From the time we are little girls, we are taught to care for and dress our bodies. We tug on our clothes in the morning, brush our teeth before bed, and run a comb through our tangled tresses. Eventually, we learn how to paint our nails, put on makeup, wear heels, and maybe even get our ears pierced. We brave the insecurities of adolescence, traverse the tumultuous teenage years, and settle at last into our own unique way of presenting ourselves to the world. Some of us wear dresses, some of us prefer jeans, but we all have a habit of adornment in our daily lives.
It is an instinct as old as the world itself.
Every time we shrug on a shirt, we are acknowledging that we, like our first parents, are fragile, dust-formed, and deeply needy. We cannot sustain ourselves. We require an external source of Goodness and Light to hold the frames we so carefully clothe together. To be adorned, then, is to be cared for. To be adorned is to be the needy object of provision and love.

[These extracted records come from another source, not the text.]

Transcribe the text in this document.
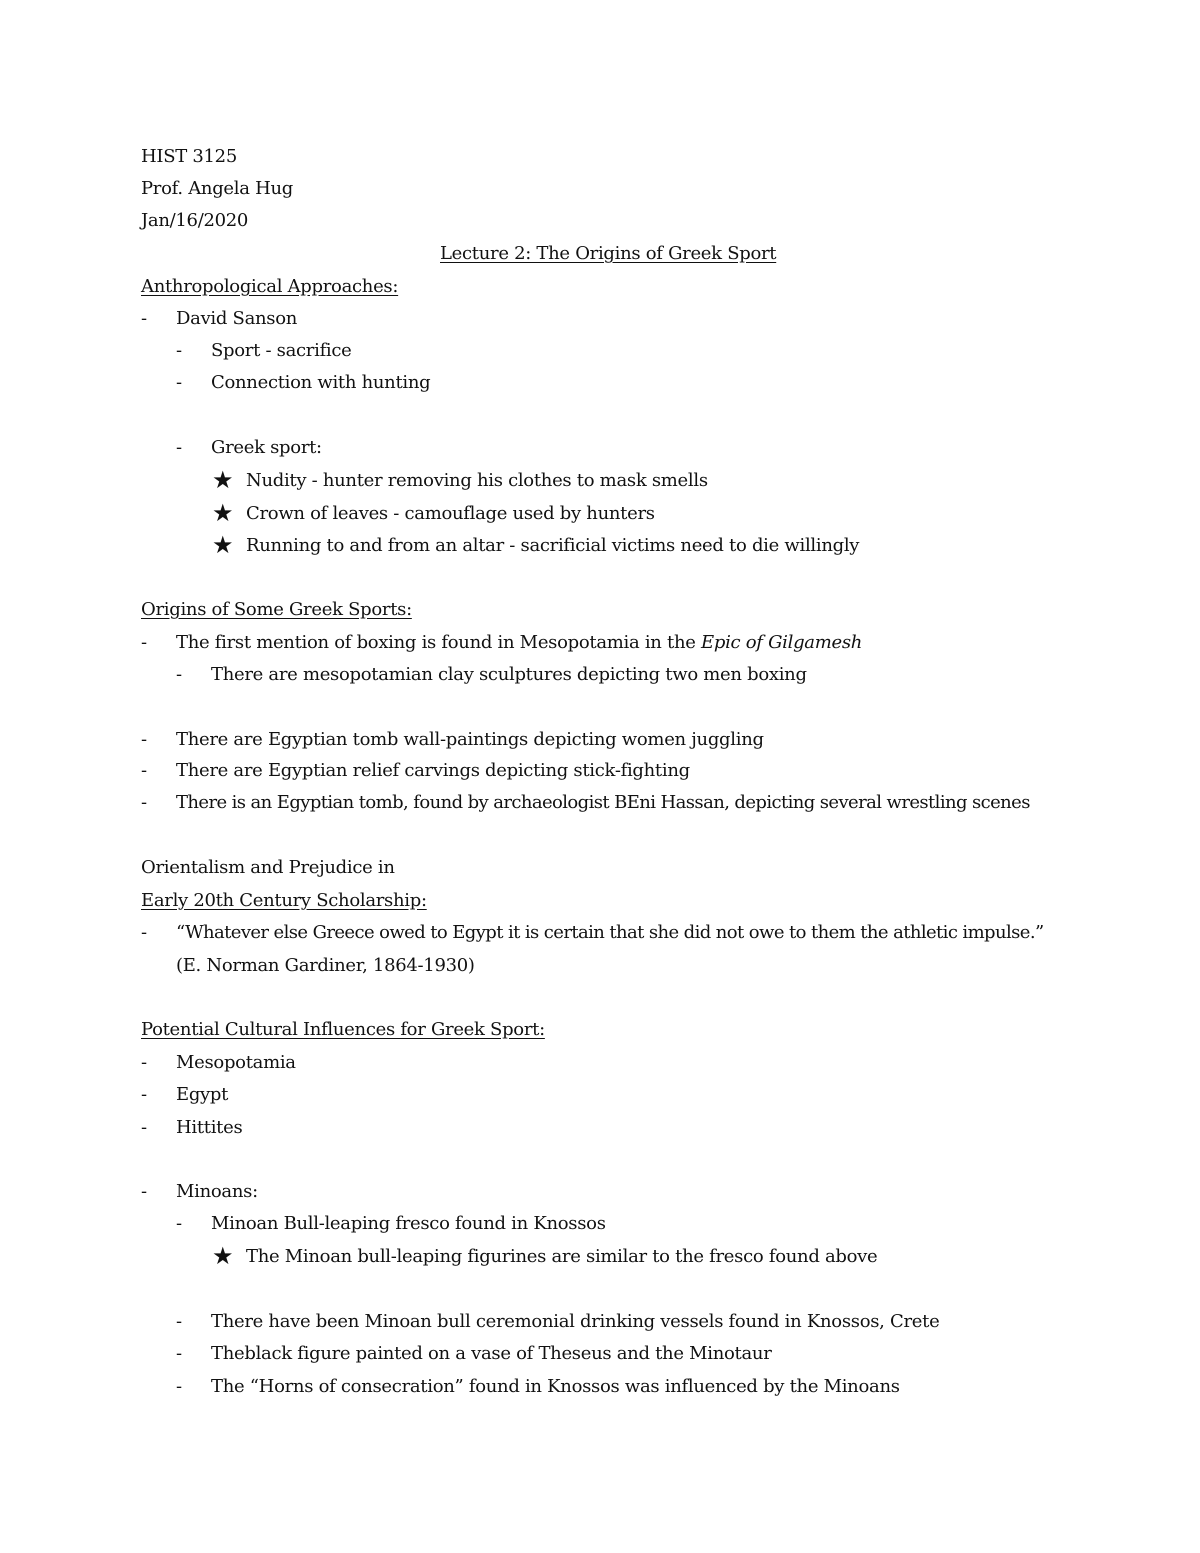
HIST 3125
Prof. Angela Hug
Jan/16/2020
Lecture 2: The Origins of Greek Sport
Anthropological Approaches:
- David Sanson
- Sport - sacrifice
- Connection with hunting
- Greek sport:
★ Nudity - hunter removing his clothes to mask smells
★ Crown of leaves - camouflage used by hunters
★ Running to and from an altar - sacrificial victims need to die willingly
Origins of Some Greek Sports:
- The first mention of boxing is found in Mesopotamia in the Epic of Gilgamesh
- There are mesopotamian clay sculptures depicting two men boxing
- There are Egyptian tomb wall-paintings depicting women juggling
- There are Egyptian relief carvings depicting stick-fighting
- There is an Egyptian tomb, found by archaeologist BEni Hassan, depicting several wrestling scenes
Orientalism and Prejudice in
Early 20th Century Scholarship:
- “Whatever else Greece owed to Egypt it is certain that she did not owe to them the athletic impulse.”
(E. Norman Gardiner, 1864-1930)
Potential Cultural Influences for Greek Sport:
- Mesopotamia
- Egypt
- Hittites
- Minoans:
- Minoan Bull-leaping fresco found in Knossos
★ The Minoan bull-leaping figurines are similar to the fresco found above
- There have been Minoan bull ceremonial drinking vessels found in Knossos, Crete
- Theblack figure painted on a vase of Theseus and the Minotaur
- The “Horns of consecration” found in Knossos was influenced by the Minoans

Our ancient mother and father were naked, yet perfectly adorned. Like lilies in the field that do not toil or spin, Adam and Eve were tenderly clothed in the love of their Maker. But then came the tree. The bite. The knowing. The hiding. Adornment distorted into armor, and clothing became a way to protect ourselves from not only a dangerous world, but a God we were too ashamed to face.
We still scramble for fig leaves in all sorts of forms. We layer on trendy clothing and makeup and achievements and filters, trying to cover what we fear others might see if they looked closely enough. Sin keeps us naked and ashamed.
But our God is in the business of dressing His fragile dust creatures. He always has been.
There in the garden, after his humans’ folly, God did something tender and terrible. He made garments of skin for Adam and Eve and clothed them. It is easy to read past this moment, but we should not. Those garments required the death of an animal, the first death recorded in Scripture, the first blood spilled in a world that had known only life. An innocent creature died so that the guilty could be covered. It is the earliest whisper of a story that will crescendo at Calvary.
Even then, in the wreckage of our first sin, God was pointing forward to the lengths He would go to clothe the ones He adored.
This thread runs through all of Scripture. It weaves through the elaborate, sacred garments of the priests… every detail prescribed by God, every fabric and color laden with meaning, a picture of holiness worn on a human body. It is prophesied through Isaiah's cry of worship: "He has clothed me with garments of salvation; he has covered me with a robe of righteousness" (Isaiah 61:10). It appears in the parable of the prodigal son, when the father throws the best robe over the shoulders of his filthy, returning child.
And then we arrive at another tree.
The soldiers stripped Jesus before they killed Him. They took His garments and divided them, casting lots for His clothing while He hung dying above them. Not only that, but the flogging that preceded His crucifixion violently tore His very skin.
He became the animal in the garden. The slaughtered innocent one. The Lamb of God who bears our shame and takes away the sin of the world, whose death makes our covering possible. Every animal skin in Eden, every priestly garment in the tabernacle, every lamb on every altar… all of it was pointing here, to this moment.
When we accept this as true and surrender our lives to it, we are choosing to put off our old selves and put on Someone new. Our adornment has shifted. As Paul said in Galatians 3:27, we have “put on Christ”. We wear Him. He is in us, and we are in Him, surrounded by His righteousness, enveloped in His destiny, wrapped in His presence, His power, and His glory.
To belong to Christ is to be adorned in the most costly garment ever given.
God still wants to care for and clothe his precious humans. His tender love is the force that drove Him to the garden and the cross and the empty tomb. The robe of righteousness we wear is stitched together with love.
So, next time you are perusing your closet, remember that you do not have to scramble for fig leaves. You do not have to earn your covering or construct your own worth. You have been seen in your nakedness and tenderly adorned, not because you deserve it, but because He is that good, and you are that adored.